See the weekend meteor that lit up the sky in North Florida, Georgia

William L. Hatfield
Tallahassee Democrat

Jania Kadar and her friend were cleaning up in the backyard after a gathering of friends in eastern Tallahassee when the night sky lit up.

“It was like someone turned on the stadium lights,” the Tallahassee resident said. “I look up and there is this bluish-green flash. It almost looks like daylight.”

“It lasted it felt like seconds,” she said of the sighting near midnight. “The second my brain wanted me to say ‘what is that?’, it was over…”

While tracking rain over Mississippi and Alabama, a trace of a meteor streaking across the sky was picked up by the National Weather Service's GOES satellite.

What Kadar saw was actually a meteor or meteorite that streaked across the sky and was visible across a wide swath of South Georgia and North Florida. The fireball was caught by night owls, dash cams and surveillance videos across the region.

The National Weather Service Tallahassee picked up the chunk of space rock streaking across the sky on its GOES satellite system.

“It basically has a global lightning mapper and picks out bright cloud flashes from lightning when we have thunderstorms,” said Kelly Godsey, a NWS meteorologist.

They also tracked social media reports from Valdosta, Ga., Tallahassee, Wakulla County, Gainesville and Jacksonville.

For the Tallahassee area, it would have appeared as a brief 5 seconds of illumination between about 11:52 and 11:54 p.m. (Saturday), Godsey said. It may have even crashed to earth.

“We've heard reports that it landed near Perry, FL, which would match with the GLM data, but can't confirm anything,” NWS tweeted. “The satellite data suggests that *if* it landed, though, it was in FL.”

That NWS confirmation was an ah-ha moment for Kadar Sunday morning. After the flash, she and her friend immediately began speculating, and even second guessing, what they saw.

“We had a couple of beers so there was that…” she said. “At the time we were playing around with some pretty extraterrestrial theories. Of course, our husbands were oblivious. They were schlepping stuff in and out of the house.”

UFOs over Tallahassee?

The moment even surprised those who have been looking up at the stars for years. Andy Flower, who has been studying the sky for six years as a member of Tallahassee's Astronomical Society was packing up with a colleague after a night at the organization's observatory near the Cypress Landing boat ramp on Lake Miccosukee.

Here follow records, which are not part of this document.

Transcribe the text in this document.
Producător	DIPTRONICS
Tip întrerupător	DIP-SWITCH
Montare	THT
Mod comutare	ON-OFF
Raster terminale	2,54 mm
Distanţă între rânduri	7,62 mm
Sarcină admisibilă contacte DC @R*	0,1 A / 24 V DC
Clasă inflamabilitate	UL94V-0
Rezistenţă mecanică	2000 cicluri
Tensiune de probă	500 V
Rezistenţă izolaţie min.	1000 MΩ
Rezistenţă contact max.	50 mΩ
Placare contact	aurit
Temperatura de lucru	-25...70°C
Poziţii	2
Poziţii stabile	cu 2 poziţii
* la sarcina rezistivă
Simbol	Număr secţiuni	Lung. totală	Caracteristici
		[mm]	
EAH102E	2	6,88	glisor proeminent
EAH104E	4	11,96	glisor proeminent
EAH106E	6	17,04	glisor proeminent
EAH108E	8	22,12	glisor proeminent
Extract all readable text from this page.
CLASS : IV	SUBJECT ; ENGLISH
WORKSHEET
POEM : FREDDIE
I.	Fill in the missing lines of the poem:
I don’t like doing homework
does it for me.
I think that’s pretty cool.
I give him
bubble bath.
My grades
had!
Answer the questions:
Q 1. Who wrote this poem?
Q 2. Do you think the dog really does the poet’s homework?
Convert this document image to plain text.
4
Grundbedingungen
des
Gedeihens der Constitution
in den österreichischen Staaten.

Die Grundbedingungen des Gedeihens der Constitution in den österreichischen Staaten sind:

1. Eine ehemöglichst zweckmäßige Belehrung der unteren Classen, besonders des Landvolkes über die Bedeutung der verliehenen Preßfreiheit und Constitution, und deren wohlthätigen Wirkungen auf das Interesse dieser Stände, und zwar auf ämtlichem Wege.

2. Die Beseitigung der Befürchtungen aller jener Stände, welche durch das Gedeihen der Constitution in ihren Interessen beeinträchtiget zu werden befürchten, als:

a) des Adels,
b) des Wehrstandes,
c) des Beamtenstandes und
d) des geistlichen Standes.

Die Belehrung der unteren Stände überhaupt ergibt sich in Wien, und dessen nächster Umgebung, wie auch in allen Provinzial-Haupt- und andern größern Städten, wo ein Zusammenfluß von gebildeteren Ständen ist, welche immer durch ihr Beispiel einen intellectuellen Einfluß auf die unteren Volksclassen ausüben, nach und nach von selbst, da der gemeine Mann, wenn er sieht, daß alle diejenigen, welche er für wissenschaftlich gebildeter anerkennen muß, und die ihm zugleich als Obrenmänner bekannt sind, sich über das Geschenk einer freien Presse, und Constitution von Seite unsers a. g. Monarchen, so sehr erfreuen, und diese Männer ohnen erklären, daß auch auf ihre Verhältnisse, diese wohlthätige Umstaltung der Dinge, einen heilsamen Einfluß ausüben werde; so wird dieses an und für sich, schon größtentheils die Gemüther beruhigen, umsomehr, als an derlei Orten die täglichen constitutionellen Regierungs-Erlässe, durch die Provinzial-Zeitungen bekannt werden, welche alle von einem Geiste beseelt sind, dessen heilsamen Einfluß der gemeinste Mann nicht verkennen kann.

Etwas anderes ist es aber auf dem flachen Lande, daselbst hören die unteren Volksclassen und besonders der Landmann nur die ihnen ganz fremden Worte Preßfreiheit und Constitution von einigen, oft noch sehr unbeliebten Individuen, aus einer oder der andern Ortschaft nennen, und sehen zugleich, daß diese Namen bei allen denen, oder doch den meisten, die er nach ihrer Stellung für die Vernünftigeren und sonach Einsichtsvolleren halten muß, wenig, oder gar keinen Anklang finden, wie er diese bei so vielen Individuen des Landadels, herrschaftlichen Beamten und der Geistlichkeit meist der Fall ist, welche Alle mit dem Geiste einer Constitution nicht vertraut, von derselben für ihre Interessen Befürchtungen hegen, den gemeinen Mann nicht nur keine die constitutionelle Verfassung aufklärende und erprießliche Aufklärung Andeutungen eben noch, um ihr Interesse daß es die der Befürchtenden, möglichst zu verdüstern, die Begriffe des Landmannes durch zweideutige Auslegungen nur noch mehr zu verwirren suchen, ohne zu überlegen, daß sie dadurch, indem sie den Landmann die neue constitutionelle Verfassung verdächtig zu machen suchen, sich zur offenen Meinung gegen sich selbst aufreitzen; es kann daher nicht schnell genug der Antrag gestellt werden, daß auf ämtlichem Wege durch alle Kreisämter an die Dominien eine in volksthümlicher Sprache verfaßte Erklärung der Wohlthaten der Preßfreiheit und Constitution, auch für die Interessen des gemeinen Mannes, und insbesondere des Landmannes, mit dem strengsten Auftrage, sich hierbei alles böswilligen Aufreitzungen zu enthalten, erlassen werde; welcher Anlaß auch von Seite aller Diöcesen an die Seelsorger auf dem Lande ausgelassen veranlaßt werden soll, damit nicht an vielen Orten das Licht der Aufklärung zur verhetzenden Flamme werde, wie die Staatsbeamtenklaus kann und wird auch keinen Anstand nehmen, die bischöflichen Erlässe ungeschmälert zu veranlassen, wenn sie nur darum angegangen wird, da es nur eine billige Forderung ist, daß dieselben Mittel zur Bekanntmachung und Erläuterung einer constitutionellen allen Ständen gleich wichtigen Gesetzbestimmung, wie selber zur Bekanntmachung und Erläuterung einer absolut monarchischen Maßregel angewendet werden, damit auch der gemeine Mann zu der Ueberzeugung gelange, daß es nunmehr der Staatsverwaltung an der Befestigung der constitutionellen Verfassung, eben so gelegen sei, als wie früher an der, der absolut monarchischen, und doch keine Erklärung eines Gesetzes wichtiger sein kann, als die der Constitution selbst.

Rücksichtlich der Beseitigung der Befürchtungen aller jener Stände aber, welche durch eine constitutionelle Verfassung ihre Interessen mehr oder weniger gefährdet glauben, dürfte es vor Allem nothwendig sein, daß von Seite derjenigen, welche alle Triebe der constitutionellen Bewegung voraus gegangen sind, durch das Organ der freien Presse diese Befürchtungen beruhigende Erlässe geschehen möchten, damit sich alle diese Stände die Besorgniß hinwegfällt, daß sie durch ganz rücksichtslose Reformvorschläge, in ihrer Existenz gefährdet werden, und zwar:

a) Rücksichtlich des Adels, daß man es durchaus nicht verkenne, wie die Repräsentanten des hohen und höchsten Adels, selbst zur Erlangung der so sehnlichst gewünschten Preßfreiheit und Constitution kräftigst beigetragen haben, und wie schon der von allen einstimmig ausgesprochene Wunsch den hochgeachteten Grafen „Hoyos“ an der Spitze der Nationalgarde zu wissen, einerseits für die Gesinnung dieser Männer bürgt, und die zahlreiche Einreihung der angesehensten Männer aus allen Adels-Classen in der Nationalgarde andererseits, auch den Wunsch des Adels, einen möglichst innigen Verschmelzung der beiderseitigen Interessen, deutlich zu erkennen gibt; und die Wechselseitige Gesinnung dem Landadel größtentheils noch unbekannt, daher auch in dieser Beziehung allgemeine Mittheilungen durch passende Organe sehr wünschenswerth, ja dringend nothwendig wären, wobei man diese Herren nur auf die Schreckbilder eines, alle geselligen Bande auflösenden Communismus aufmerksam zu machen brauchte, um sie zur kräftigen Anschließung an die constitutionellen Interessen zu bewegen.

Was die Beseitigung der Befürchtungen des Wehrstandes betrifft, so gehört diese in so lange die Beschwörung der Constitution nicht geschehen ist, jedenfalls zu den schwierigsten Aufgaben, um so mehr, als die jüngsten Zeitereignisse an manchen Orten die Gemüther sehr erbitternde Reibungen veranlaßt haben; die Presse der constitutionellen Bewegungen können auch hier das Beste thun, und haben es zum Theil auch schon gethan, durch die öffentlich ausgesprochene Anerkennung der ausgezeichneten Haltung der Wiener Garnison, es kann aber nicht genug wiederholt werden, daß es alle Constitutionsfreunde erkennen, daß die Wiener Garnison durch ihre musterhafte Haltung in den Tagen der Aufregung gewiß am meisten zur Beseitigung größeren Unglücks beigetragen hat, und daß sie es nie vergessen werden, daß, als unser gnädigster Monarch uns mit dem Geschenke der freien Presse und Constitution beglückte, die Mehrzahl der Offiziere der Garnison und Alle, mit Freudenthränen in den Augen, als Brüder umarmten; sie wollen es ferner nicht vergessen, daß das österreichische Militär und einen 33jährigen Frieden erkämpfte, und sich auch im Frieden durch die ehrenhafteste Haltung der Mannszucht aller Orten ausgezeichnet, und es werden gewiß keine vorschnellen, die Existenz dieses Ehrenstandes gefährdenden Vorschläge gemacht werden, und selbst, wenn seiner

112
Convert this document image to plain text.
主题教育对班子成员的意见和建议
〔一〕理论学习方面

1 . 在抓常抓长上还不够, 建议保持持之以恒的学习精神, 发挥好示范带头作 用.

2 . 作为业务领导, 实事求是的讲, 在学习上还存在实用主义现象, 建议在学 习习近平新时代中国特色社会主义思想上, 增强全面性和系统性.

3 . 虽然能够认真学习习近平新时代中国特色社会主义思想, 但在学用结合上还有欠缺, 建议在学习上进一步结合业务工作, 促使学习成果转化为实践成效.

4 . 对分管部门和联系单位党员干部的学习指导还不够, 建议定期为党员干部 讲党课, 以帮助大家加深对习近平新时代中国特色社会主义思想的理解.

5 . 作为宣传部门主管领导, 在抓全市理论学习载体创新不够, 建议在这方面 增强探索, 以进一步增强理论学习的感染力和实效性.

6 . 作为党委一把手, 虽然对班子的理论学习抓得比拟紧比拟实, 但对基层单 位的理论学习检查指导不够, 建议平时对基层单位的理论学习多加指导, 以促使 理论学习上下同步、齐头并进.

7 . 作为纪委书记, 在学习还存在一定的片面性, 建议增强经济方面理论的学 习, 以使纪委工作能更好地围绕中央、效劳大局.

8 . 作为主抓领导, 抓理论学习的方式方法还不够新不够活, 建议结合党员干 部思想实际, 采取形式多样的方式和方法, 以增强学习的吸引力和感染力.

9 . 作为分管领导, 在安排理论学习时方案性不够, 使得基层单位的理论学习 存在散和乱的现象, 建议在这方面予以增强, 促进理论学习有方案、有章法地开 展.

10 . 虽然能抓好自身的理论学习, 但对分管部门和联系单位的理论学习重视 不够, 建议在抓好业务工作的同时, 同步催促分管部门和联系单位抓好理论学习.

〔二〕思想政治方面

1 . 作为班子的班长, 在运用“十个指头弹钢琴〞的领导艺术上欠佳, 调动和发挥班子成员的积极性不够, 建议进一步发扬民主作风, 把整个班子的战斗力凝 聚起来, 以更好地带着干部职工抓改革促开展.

About 15 people had come out earlier to observe the new moon.

"Everyone had already left, and all of a sudden the whole sky lit up," he said. 

Flower has seen dozens of meteors in his life, even two small ones earlier that night. But nothing like this.

"The whole area turned to daylight," he said. "We were like 'what the ...? Is there a helicopter over us, a spotlight?' "

"We looked up and saw a streak in the sky directly overhead that ended in a fireball about halfway to the horizon in the direction of the parking lot."

It will be a night to remember and talk about for Flower, Kadar and others in the Big Bend.

“It was absolutely incredible,” Kadar said. “It was like a ball of energy that flew across the sky.”